Imagine a scenario where two individuals apply for enrollment in a health plan. One individual is a 75-year-old diabetic with chronic obstructive pulmonary disease. The other is a young, healthy individual. Actuary tables would clearly show that the second individual is substantially less likely to incur medical costs. Under a value-based care model where payments are determined by patient outcomes, guess which individual the health plan would prefer to enroll?
This scenario demonstrates what the industry refers to as adverse selection, where there is an incentive for health plans to enroll healthy members while avoiding chronically ill members. The scenario is one of the many reasons why risk adjustment reimbursement methodologies were created – to remove the perverse incentives that could potentially steer health plans away from covering patients with chronic conditions.
Although Medicare and Medicaid programs have employed some type of risk adjustment in their reimbursement models for upwards of 15 years, the introduction of these practices in the commercial payer market is relatively new.
To excel in this changing marketplace, health plans need to create risk adjustment programs that accurately identify risk factors to earn maximum reimbursement, which helps offset the costs of caring for chronically ill patients. However, health plans need to create different risk adjustment strategies depending upon the market that they participate in.
Commercial Payers and the ACA
There are some unique considerations for health plans that participate in health insurance exchanges operating under the Affordable Care Act (ACA). The risk adjustment program works by redistributing funds (known as transfer payments) from plans with lower-risk enrollees to plans with higher-risk enrollees. The goals of the program are to spread the financial risk across the market and encourage insurers to compete based on the value and efficiency of their plans, rather than by attracting healthier enrollees.
Since enrollees in exchange plans are relatively new, carriers do not have a complete picture of the health status of their members based on a history of claims data. As such, plans must implement strategies that encourage their members – many of whom are young and relatively healthy – to schedule primary care visits so that accurate risk profiles can be constructed. Further, plans must analyze patients’ clinical documentation rather than rely solely on claims, which may be incomplete. With a large influx of new patients with unknown health status, plans should utilize technology to automate processes in order to expand the scope of their risk adjustment operations.

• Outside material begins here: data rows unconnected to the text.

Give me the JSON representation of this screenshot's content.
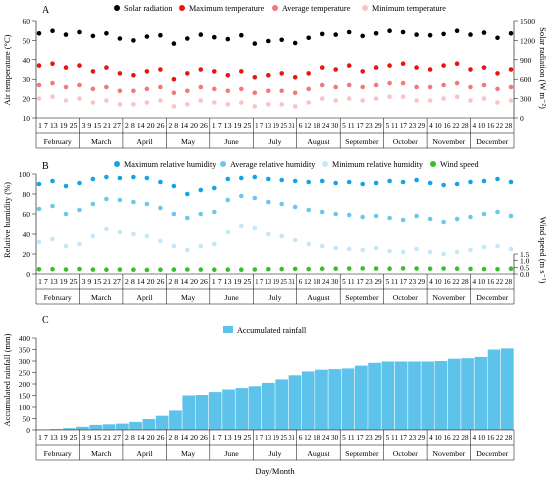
{
  "months": [
    "February",
    "March",
    "April",
    "May",
    "June",
    "July",
    "August",
    "September",
    "October",
    "November",
    "December"
  ],
  "day_ticks": [
    [
      "1",
      "7",
      "13",
      "19",
      "25"
    ],
    [
      "3",
      "9",
      "15",
      "21",
      "27"
    ],
    [
      "2",
      "8",
      "14",
      "20",
      "26"
    ],
    [
      "2",
      "8",
      "14",
      "20",
      "26"
    ],
    [
      "1",
      "7",
      "13",
      "19",
      "25"
    ],
    [
      "1",
      "7",
      "13",
      "19",
      "25",
      "31"
    ],
    [
      "6",
      "12",
      "18",
      "24",
      "30"
    ],
    [
      "5",
      "11",
      "17",
      "23",
      "29"
    ],
    [
      "5",
      "11",
      "17",
      "23",
      "29"
    ],
    [
      "4",
      "10",
      "16",
      "22",
      "28"
    ],
    [
      "4",
      "10",
      "16",
      "22",
      "28"
    ]
  ],
  "colors": {
    "solar": "#000000",
    "max_temp": "#e8140e",
    "avg_temp": "#f07a7a",
    "min_temp": "#f9c4c4",
    "max_rh": "#13a4e6",
    "avg_rh": "#6cc6ee",
    "min_rh": "#c3e8f7",
    "wind": "#3cba30",
    "rain": "#5ec3ea"
  },
  "chart_data": [
    {
      "panel": "A",
      "type": "scatter",
      "x_unit": "day",
      "ylabel_left": "Air temperature (°C)",
      "ylabel_right": "Solar radiation (W m⁻²)",
      "y_left_ticks": [
        "10",
        "20",
        "30",
        "40",
        "50",
        "60"
      ],
      "y_right_ticks": [
        "0",
        "300",
        "600",
        "900",
        "1200",
        "1500"
      ],
      "ylim_left": [
        10,
        60
      ],
      "ylim_right": [
        0,
        1500
      ],
      "series": [
        {
          "name": "Solar radiation",
          "axis": "right",
          "values": [
            1310,
            1350,
            1290,
            1330,
            1270,
            1310,
            1230,
            1200,
            1260,
            1280,
            1150,
            1230,
            1290,
            1250,
            1220,
            1280,
            1150,
            1190,
            1210,
            1160,
            1240,
            1300,
            1290,
            1330,
            1270,
            1310,
            1350,
            1330,
            1290,
            1280,
            1300,
            1350,
            1290,
            1320,
            1240,
            1310
          ]
        },
        {
          "name": "Maximum temperature",
          "axis": "left",
          "values": [
            37,
            38,
            36,
            37,
            34,
            36,
            33,
            32,
            34,
            35,
            30,
            33,
            35,
            34,
            32,
            34,
            31,
            32,
            33,
            31,
            33,
            36,
            35,
            37,
            34,
            36,
            37,
            38,
            36,
            35,
            37,
            38,
            35,
            36,
            33,
            35
          ]
        },
        {
          "name": "Average temperature",
          "axis": "left",
          "values": [
            27,
            28,
            26,
            27,
            25,
            26,
            24,
            24,
            25,
            26,
            23,
            24,
            26,
            25,
            24,
            25,
            23,
            24,
            24,
            23,
            25,
            27,
            26,
            27,
            26,
            27,
            28,
            28,
            26,
            26,
            27,
            28,
            26,
            27,
            25,
            26
          ]
        },
        {
          "name": "Minimum temperature",
          "axis": "left",
          "values": [
            20,
            21,
            19,
            20,
            18,
            19,
            17,
            17,
            18,
            19,
            16,
            17,
            19,
            18,
            17,
            18,
            16,
            17,
            17,
            16,
            18,
            20,
            19,
            20,
            19,
            20,
            21,
            21,
            19,
            19,
            20,
            21,
            19,
            20,
            18,
            19
          ]
        }
      ]
    },
    {
      "panel": "B",
      "type": "scatter",
      "x_unit": "day",
      "ylabel_left": "Relative humidity (%)",
      "ylabel_right": "Wind speed (m s⁻¹)",
      "y_left_ticks": [
        "0",
        "20",
        "40",
        "60",
        "80",
        "100"
      ],
      "y_right_ticks": [
        "0.0",
        "0.5",
        "1.0",
        "1.5"
      ],
      "ylim_left": [
        0,
        100
      ],
      "ylim_right": [
        0,
        1.5
      ],
      "series": [
        {
          "name": "Maximum relative humidity",
          "axis": "left",
          "values": [
            90,
            93,
            88,
            91,
            95,
            97,
            96,
            97,
            96,
            92,
            88,
            80,
            84,
            86,
            95,
            96,
            97,
            95,
            94,
            93,
            92,
            93,
            91,
            92,
            90,
            91,
            93,
            92,
            94,
            91,
            89,
            90,
            92,
            93,
            95,
            92
          ]
        },
        {
          "name": "Average relative humidity",
          "axis": "left",
          "values": [
            65,
            68,
            60,
            64,
            70,
            75,
            74,
            72,
            70,
            66,
            60,
            56,
            60,
            62,
            74,
            78,
            76,
            72,
            70,
            67,
            64,
            62,
            60,
            59,
            57,
            58,
            56,
            54,
            58,
            55,
            52,
            55,
            57,
            60,
            62,
            58
          ]
        },
        {
          "name": "Minimum relative humidity",
          "axis": "left",
          "values": [
            32,
            35,
            28,
            30,
            38,
            45,
            42,
            40,
            38,
            33,
            28,
            24,
            28,
            30,
            42,
            48,
            46,
            40,
            38,
            34,
            30,
            28,
            26,
            25,
            24,
            26,
            23,
            22,
            25,
            22,
            20,
            22,
            24,
            27,
            28,
            25
          ]
        },
        {
          "name": "Wind speed",
          "axis": "right",
          "values": [
            0.35,
            0.36,
            0.34,
            0.37,
            0.33,
            0.32,
            0.33,
            0.32,
            0.31,
            0.32,
            0.33,
            0.34,
            0.33,
            0.32,
            0.33,
            0.32,
            0.34,
            0.36,
            0.37,
            0.38,
            0.37,
            0.39,
            0.4,
            0.41,
            0.42,
            0.41,
            0.4,
            0.42,
            0.41,
            0.4,
            0.41,
            0.4,
            0.38,
            0.37,
            0.36,
            0.4
          ]
        }
      ]
    },
    {
      "panel": "C",
      "type": "bar",
      "x_unit": "day",
      "xlabel": "Day/Month",
      "ylabel": "Accumulated rainfall (mm)",
      "y_ticks": [
        "0",
        "50",
        "100",
        "150",
        "200",
        "250",
        "300",
        "350",
        "400"
      ],
      "ylim": [
        0,
        400
      ],
      "series": [
        {
          "name": "Accumulated rainfall",
          "values": [
            2,
            4,
            8,
            14,
            22,
            25,
            28,
            35,
            48,
            62,
            85,
            150,
            152,
            165,
            176,
            182,
            190,
            205,
            220,
            238,
            255,
            262,
            265,
            268,
            280,
            292,
            298,
            298,
            298,
            298,
            300,
            310,
            312,
            318,
            350,
            355
          ]
        }
      ]
    }
  ]
}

Unlike health plans participating in health exchanges, Medicare Advantage (MA) health plans receive risk-adjusted reimbursements directly from the Centers for Medicare & Medicaid Services (CMS); there is no risk pool or transfer payments. Additionally, MA plans use a prospective approach to determine risk, meaning that the prior year’s diagnoses are used to predict current year risks.
Compared with other markets, the financial impact of risk adjustment in the MA market is significantly greater given that risk conditions are much more prevalent in elderly patients. Therefore, it is important for MA plans to cast as wide a net as possible in their clinical document collection efforts – and, over the long term, invest in programs and systems that strengthen relationships with the provider network and facilitate exchange of clinical data. Many patients are also homebound, which may necessitate a targeted home assessment campaign. This is another process that can benefit from advanced analytics to guide the efficient deployment of resources.
Further, the importance of coding accuracy cannot be understated given the considerable amount of revenue at stake. Accordingly, MA plans may be subject to greater scrutiny from regulators. The MA market, more than any other, requires solutions that can efficiently ingest large volumes of clinical data, streamline accurate coding, and mitigate compliance risks.
Few markets have experienced the dynamic population changes that have taken place within the Medicaid markets. Medicaid plans across the country have been flooded with millions of new members due to Medicaid expansion under the ACA.
One of the challenges of the Medicaid population is that a sizable percentage of members migrate between plans due to income variances. For example, a member who is covered by an employer-sponsored plan and loses her job may switch to Medicaid coverage for a time, then migrate back to health exchange coverage when her income or employment changes. For most states, payments are based upon how a plan’s risk score ranks against other Medicaid plans in the same state or sub-state region rather than the plan’s risk score itself.
Additionally, the Medicaid population is much more heterogeneous than the Medicare population, which creates more risks that need to be identified. This factor, combined with the challenges mentioned above, create the need for a more robust risk adjustment strategy that can:
- Quickly and efficiently create risk profiles for individuals during dynamic membership changes
- Take into account state-specific nuances, such as risk models used and data requirements
- Provide insights to structure programs and premiums to attract desired risk profiles
- Identify high priority segments of membership where additional documentation would improve risk-adjusted reimbursements
Expanding Risk Adjustment Strategies
Effective risk adjustment is essential to the success of any risk-based payment model. Risk adjustment helps to ensure that risk-bearing organizations are appropriately compensated for the risk of their enrollees and will encourage innovative plan offerings. The organizations that best understand the risks within their membership and the populations they serve will be able to tailor their programs and premiums to optimize profitability and the care that their members receive.